Opinião pessoal (LIX)
Volto aos episódios guardados nas minhas memórias associadas a Campo de Ourique, onde vivi o terceiro quartel do século XX.
Os liceus mais frequentados pelos filhos dos residentes no bairro eram, antes de mais, o Pedro Nunes e depois o Passos Manuel. O primeiro ficava a uma distância acessível, sem necessidade de transportes públicos, e o Passos Manuel era servido pelo número 28 dos carros elétricos da Carris que saía do largo fronteiriço ao Cemitério dos Prazeres e fazia o itinerário até à Rua da Conceição. Ou pagando o bilhete amarelo de 8 tostões ou pendurado atrás, os alunos liceais rapidamente faziam o percurso desde o bairro até à Calçada do Combro e de regresso, daqui para casa.
Ambos os liceus tinham sido inaugurados logo no início da República. Eram instalações modelares para a época.
Eu, aos 10 anos de idade, tinha sido colocado no Pedro Nunes e meu irmão gémeo no Passos Manuel.
Analisemos os patronos desses estabelecimentos do Ensino Secundário.
1 Sobre Pedro Nunes a unanimidade pelo reconhecimento da sua imensa grandeza como cientista e matemático eminente explica a decisão tomada para aplicar o seu nome ao liceu. Pedro Nunes nasceu em Alcácer do Sal, em 1502, e morreu em Coimbra aos 76 anos de idade. Foi cosmógrafo-mor e catedrático de Matemática. Além de outros tratados, nomeadamente sobre navegação, em 1567, publicou a obra-prima Libro de Álgebra, Aritmética e Geometria para ensinar a outros as suas descobertas.
2 Passos Manuel (1801- 1862) marcou a política nacional no período da Monarquia Liberal que se seguiu à aprovação da Constituição de 1822. Compreende-se que o seu nome tenha sido destinado ao liceu, uma vez que a sua ação política fora determinante na Reforma da Educação que criou o ensino liceal e que estabelecera a criação de um liceu em cada sede de distrito e dois em Lisboa (1836).

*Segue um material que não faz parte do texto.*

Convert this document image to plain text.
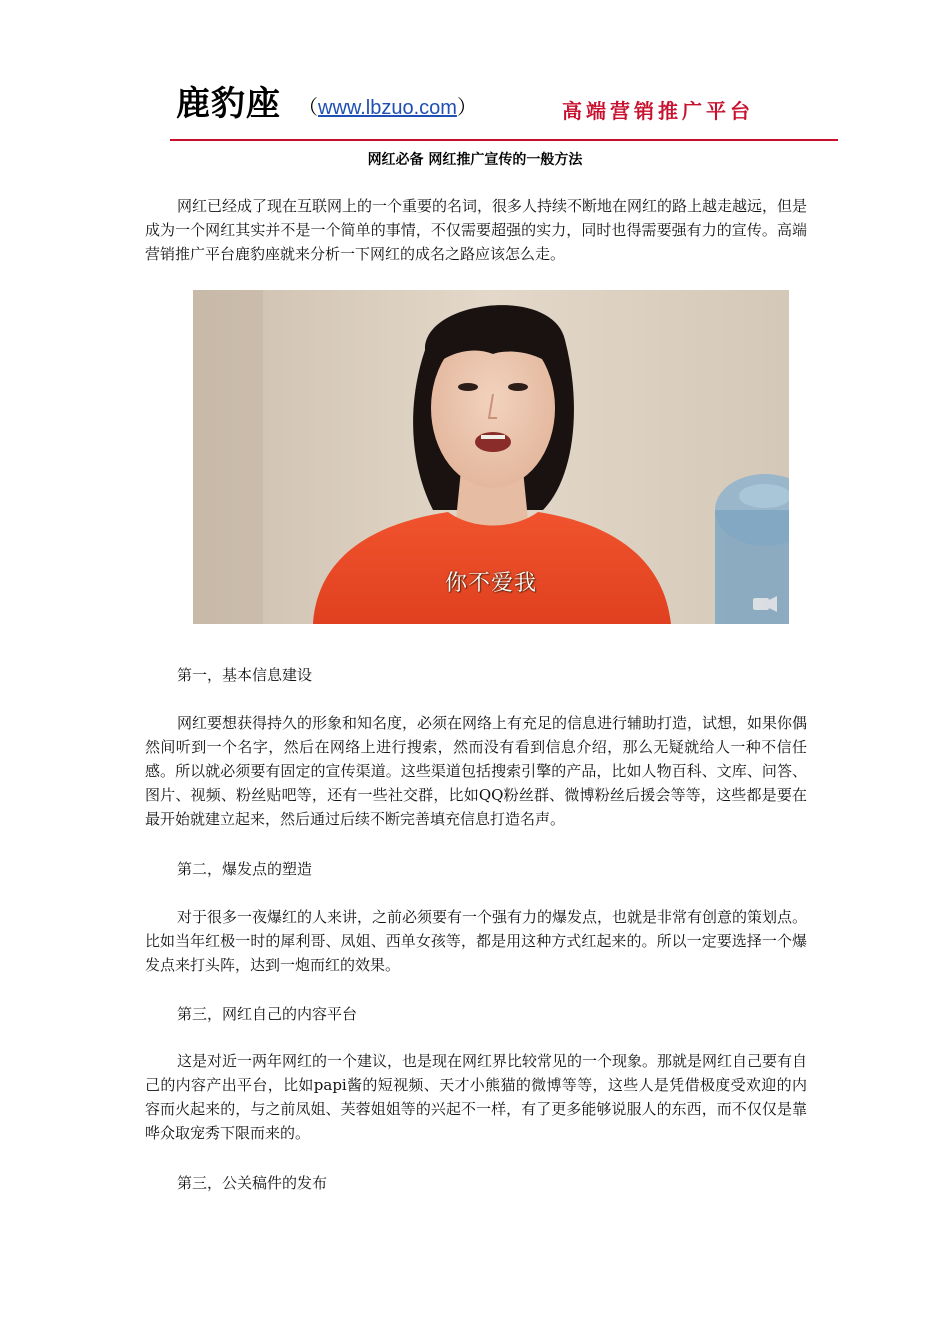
鹿豹座 （www.lbzuo.com）	高端营销推广平台
网红必备 网红推广宣传的一般方法

网红已经成了现在互联网上的一个重要的名词，很多人持续不断地在网红的路上越走越远，但是成为一个网红其实并不是一个简单的事情，不仅需要超强的实力，同时也得需要强有力的宣传。高端营销推广平台鹿豹座就来分析一下网红的成名之路应该怎么走。

你不爱我

第一，基本信息建设

网红要想获得持久的形象和知名度，必须在网络上有充足的信息进行辅助打造，试想，如果你偶然间听到一个名字，然后在网络上进行搜索，然而没有看到信息介绍，那么无疑就给人一种不信任感。所以就必须要有固定的宣传渠道。这些渠道包括搜索引擎的产品，比如人物百科、文库、问答、图片、视频、粉丝贴吧等，还有一些社交群，比如QQ粉丝群、微博粉丝后援会等等，这些都是要在最开始就建立起来，然后通过后续不断完善填充信息打造名声。

第二，爆发点的塑造

对于很多一夜爆红的人来讲，之前必须要有一个强有力的爆发点，也就是非常有创意的策划点。比如当年红极一时的犀利哥、凤姐、西单女孩等，都是用这种方式红起来的。所以一定要选择一个爆发点来打头阵，达到一炮而红的效果。

第三，网红自己的内容平台

这是对近一两年网红的一个建议，也是现在网红界比较常见的一个现象。那就是网红自己要有自己的内容产出平台，比如papi酱的短视频、天才小熊猫的微博等等，这些人是凭借极度受欢迎的内容而火起来的，与之前凤姐、芙蓉姐姐等的兴起不一样，有了更多能够说服人的东西，而不仅仅是靠哗众取宠秀下限而来的。

第三，公关稿件的发布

Porém, eu, ao estudar a personagem considerei muito curiosa a bizarria sobre o seu nome de batismo. Ora, ele mesmo, por sua autorrecreação, trocou o seu verdadeiro nome de Manuel Passos para “Passos Manuel”. Quando descobri o trocadilho adivinhei que iria ganhar o Quiz a meu Pai.
Assim aconteceu. No tal sábado, pela manhã, meu Pai chamou os gémeos para perguntar se já sabíamos quem eram os patronos dos nossos liceus.
Foi então que perguntei:
- Ó Pai, sabe que “Passos Manuel” afinal não existiu?
- Fiquem a saber que foi um ministro do Liberalismo que reformou o nosso ensino ao estilo francês.
- Ó Pai, repare que, na altura, o seu irmão José era também deputado e acontecia uma confusão quando o presidente do Parlamento dava a palavra ao deputado Passos. Para evitar irem os dois à tribuna, o Manuel resolveu dar a volta ao seu nome!